A. ???……例)カルダモン、ペッパー、チリetc
B. ???……例)クレソン、パセリ、オレガノetc
C. ???……例)ミョウガ、シソ、アサツキetc
D. ???……例)にんにく、ゴマ、ナッツetc
E. ???……例)ネギ、ニラ、玉ねぎ、ピーマンetc
F. ???……例)うこん、クローブ、しょうがetc
G. ???……例)シナモン、クミン、コリアンダーetc
H. ???……例)花、果物、香木etc
I. ???……例)きのこ類、乾物、発酵調味料、アルコール類etc
すべてに共通するのは、「強い香りを発するアイテム」ということになる。
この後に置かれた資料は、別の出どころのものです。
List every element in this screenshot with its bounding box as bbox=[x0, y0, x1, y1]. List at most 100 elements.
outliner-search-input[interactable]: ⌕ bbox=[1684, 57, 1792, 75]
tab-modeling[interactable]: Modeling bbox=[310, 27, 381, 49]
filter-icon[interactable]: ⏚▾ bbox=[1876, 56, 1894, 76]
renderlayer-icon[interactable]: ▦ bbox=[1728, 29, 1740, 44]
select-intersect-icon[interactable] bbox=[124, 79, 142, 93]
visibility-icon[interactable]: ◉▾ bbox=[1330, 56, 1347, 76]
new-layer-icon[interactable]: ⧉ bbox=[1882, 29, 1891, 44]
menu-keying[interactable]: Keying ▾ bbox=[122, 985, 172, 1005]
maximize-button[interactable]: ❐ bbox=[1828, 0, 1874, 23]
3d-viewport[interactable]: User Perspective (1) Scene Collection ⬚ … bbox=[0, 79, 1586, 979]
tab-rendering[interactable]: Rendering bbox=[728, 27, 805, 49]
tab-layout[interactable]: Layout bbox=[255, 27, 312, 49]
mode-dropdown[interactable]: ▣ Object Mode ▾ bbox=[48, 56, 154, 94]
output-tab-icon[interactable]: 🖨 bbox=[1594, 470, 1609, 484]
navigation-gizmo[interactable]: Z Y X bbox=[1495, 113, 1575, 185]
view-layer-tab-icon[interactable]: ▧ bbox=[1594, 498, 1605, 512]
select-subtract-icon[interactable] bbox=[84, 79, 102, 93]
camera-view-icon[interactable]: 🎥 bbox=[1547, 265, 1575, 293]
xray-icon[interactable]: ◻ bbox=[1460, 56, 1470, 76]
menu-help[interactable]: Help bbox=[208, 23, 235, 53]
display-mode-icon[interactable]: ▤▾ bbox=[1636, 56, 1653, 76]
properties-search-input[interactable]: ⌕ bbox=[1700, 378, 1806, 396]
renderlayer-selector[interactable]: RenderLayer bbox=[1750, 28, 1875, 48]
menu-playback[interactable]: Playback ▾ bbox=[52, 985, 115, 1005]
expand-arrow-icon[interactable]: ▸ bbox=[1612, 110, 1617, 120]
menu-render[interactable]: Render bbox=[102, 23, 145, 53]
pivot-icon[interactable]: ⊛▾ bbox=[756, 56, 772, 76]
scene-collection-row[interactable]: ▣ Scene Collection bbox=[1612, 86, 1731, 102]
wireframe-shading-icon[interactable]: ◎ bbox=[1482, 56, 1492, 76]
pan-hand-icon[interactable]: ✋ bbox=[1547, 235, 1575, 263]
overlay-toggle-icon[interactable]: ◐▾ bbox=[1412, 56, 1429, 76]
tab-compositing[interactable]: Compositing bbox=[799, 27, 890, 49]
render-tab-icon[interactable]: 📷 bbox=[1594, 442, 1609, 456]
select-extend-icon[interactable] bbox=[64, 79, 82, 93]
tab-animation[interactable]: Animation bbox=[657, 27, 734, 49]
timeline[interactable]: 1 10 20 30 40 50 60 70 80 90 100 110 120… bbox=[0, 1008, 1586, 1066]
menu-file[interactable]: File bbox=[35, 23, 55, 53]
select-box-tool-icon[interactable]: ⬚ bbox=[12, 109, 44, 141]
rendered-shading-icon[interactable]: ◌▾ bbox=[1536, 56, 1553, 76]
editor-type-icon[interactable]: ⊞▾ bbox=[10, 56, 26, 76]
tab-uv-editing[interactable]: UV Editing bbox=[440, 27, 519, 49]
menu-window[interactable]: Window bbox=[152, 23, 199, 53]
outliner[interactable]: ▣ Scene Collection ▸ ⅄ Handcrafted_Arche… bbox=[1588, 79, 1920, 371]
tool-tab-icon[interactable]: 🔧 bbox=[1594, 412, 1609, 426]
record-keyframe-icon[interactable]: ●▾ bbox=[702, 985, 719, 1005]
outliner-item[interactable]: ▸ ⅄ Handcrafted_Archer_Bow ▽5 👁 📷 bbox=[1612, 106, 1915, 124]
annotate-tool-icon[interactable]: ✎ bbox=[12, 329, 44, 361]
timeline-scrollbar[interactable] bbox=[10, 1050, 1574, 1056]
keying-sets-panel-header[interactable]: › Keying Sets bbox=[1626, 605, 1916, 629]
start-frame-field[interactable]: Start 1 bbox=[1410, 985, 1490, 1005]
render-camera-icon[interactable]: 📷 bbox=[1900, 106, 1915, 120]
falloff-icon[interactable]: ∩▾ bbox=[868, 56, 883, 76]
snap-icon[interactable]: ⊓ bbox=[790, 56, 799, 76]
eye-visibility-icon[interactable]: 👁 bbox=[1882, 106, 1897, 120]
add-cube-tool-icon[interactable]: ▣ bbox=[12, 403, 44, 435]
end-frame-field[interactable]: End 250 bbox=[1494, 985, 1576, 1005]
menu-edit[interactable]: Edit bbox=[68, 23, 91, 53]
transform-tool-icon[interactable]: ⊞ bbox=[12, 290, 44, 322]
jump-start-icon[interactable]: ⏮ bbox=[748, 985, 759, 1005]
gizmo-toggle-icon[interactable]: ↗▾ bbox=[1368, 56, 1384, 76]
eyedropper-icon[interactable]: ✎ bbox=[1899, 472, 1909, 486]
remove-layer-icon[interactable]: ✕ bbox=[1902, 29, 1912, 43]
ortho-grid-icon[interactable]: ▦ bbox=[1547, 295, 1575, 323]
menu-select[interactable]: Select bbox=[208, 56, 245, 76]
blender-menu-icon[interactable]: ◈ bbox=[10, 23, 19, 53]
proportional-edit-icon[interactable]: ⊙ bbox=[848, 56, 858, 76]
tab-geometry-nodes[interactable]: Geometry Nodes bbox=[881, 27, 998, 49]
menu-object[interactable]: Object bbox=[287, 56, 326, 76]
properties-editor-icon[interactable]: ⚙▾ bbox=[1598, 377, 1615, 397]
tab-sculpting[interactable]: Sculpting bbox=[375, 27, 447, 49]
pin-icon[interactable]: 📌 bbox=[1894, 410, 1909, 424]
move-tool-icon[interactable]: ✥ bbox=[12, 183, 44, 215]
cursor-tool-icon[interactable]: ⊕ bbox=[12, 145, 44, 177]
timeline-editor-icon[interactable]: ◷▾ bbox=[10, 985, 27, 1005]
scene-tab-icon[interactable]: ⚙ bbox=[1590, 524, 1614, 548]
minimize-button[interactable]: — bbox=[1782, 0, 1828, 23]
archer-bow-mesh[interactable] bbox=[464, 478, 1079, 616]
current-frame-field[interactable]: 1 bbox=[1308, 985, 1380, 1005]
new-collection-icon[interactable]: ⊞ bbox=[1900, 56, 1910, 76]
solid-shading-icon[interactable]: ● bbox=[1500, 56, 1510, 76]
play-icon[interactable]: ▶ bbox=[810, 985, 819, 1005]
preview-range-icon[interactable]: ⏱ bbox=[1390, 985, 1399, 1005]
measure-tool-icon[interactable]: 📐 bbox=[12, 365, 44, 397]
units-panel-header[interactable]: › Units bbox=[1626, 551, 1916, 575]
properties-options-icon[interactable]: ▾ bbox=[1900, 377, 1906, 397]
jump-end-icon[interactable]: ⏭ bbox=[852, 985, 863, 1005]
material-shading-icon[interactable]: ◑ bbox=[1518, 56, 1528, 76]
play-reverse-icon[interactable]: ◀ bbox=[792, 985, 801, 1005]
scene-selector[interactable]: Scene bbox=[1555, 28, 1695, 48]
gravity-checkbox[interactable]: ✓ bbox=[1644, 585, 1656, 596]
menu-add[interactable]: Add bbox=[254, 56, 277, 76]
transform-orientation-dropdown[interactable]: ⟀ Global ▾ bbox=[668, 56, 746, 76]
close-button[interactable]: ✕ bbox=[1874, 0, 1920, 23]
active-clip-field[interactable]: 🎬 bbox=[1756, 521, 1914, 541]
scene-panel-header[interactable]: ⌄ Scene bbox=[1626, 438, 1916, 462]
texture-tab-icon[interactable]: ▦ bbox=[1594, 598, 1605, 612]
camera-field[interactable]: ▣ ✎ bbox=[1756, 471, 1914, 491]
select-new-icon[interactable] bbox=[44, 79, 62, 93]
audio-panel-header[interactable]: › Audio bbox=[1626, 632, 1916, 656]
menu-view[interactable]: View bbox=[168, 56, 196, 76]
これらすべてがスパイスだ、と立論すれば、反論はたくさん出てきそう。本書では、こう分類して、イメージとしてのカテゴリー分けを図式化した。
A. スパイス……例)カルダモン、ペッパー、チリetc
B. ハーブ……例)クレソン、パセリ、オレガノetc
C. 薬味……例)ミョウガ、シソ、アサツキetc
D. 風味料……例)にんにく、ゴマ、ナッツetc
E. 野菜……例)ネギ、ニラ、玉ねぎ、ピーマンetc
F. 漢方薬……例)うこん、クローブ、しょうがetc
G. 香辛料……例)シナモン、クミン、コリアンダーetc
H. 香料……例)花、果物、香木etc
I. その他……例)きのこ類、乾物、発酵調味料、アルコール類etc
香りアイテムがこれだけあって、スパイスかどうかはともかく料理を香り高く彩ってくれると考えると、料理の可能性は果てしないと思う。
特筆すべきは、スパイスとハーブの違い。僕の解釈では、ハーブはスパイスに含まれる。植物のとある部位のうち、葉の部分をハーブと指すと捉えているため、それ以外の部分も含めてスパイスという大きな輪の中にハーブという輪があるイメージだ。
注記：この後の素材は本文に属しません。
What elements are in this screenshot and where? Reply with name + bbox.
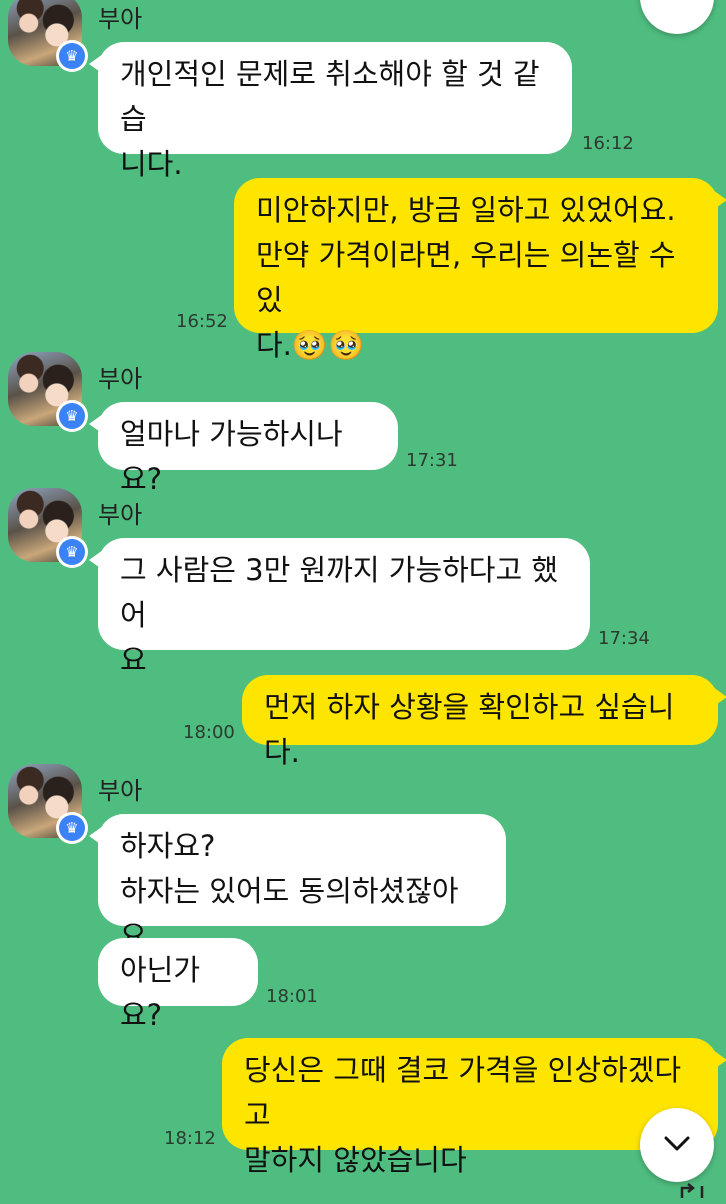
message-bubble[interactable]: 얼마나 가능하시나요? (89, 402, 398, 496)
chevron-down-icon (660, 1126, 694, 1164)
crown-badge: ♛ (56, 536, 88, 568)
crown-badge: ♛ (56, 812, 88, 844)
crown-icon: ♛ (59, 539, 85, 565)
scroll-down-button[interactable] (640, 1108, 714, 1182)
message-bubble[interactable]: 개인적인 문제로 취소해야 할 것 같습 니다. (89, 42, 572, 181)
top-nav-button[interactable] (640, 0, 714, 34)
sender-name: 부아 (98, 777, 143, 805)
sender-name: 부아 (98, 365, 143, 393)
message-bubble[interactable]: 아닌가요? (98, 938, 258, 1032)
chevron-right-icon (665, 0, 689, 11)
message-time: 18:00 (183, 722, 235, 743)
message-bubble[interactable]: 그 사람은 3만 원까지 가능하다고 했어 요 (89, 538, 590, 677)
message-time: 16:52 (176, 311, 228, 332)
message-time: 18:12 (164, 1128, 216, 1149)
sender-name: 부아 (98, 501, 143, 529)
message-bubble[interactable]: 먼저 하자 상황을 확인하고 싶습니다. (242, 675, 726, 769)
sender-name: 부아 (98, 5, 143, 33)
crown-icon: ♛ (59, 403, 85, 429)
message-time: 16:12 (582, 133, 634, 154)
crown-badge: ♛ (56, 40, 88, 72)
crown-badge: ♛ (56, 400, 88, 432)
message-time: 17:31 (406, 450, 458, 471)
reply-arrow-icon[interactable] (676, 1180, 716, 1200)
crown-icon: ♛ (59, 43, 85, 69)
crown-icon: ♛ (59, 815, 85, 841)
message-time: 17:34 (598, 628, 650, 649)
message-time: 18:01 (266, 986, 318, 1007)
message-bubble[interactable]: 미안하지만, 방금 일하고 있었어요. 만약 가격이라면, 우리는 의논할 수 … (234, 178, 726, 362)
message-bubble[interactable]: 하자요? 하자는 있어도 동의하셨잖아요. (89, 814, 506, 953)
次にスパイスにはどんな状態があるのか。これが調理においてはとても重要になる。
ほとんどのものは、採取したての段階は、「フレッシュ(生)」かつ「ホール(丸のまま)」という状態である。ここから水分を抜けば「ドライ(乾燥)」かつ「ホール(丸のまま)」になる。丸のままではなくつぶしていくと状態が変わる。フレッシュなものをつぶせば「ペースト」になり、ドライなものをつぶせば「パウダー」になる。
整理すれば、スパイスは大きくわけて4種類の状態に分けられることになる(実際には、粗挽き、粗つぶし、など途中で止めるパターンもあってもっと複雑なのだけれど)。
すべてのスパイスは、どの状態で使うかによって生まれる香りが変わる。しかも、ひとつの料理を作るときには複数のスパイスを使うことが多い。その場合、スパイスごとに状態を決め、投入タイミングを決め、加熱方法を決めることになる。それらを組合わせていくと、無数のバリエーションが生まれる。
しかも、まだある。スパイスはスパイスだけで組合わせるのではなく、油や塩、水、素材などなどと合わせて調理される。すなわち、変な言いかただけれど、“無数以上の香り”が生まれることになる。だから、スパイスを使った料理は楽しくて終わりがない。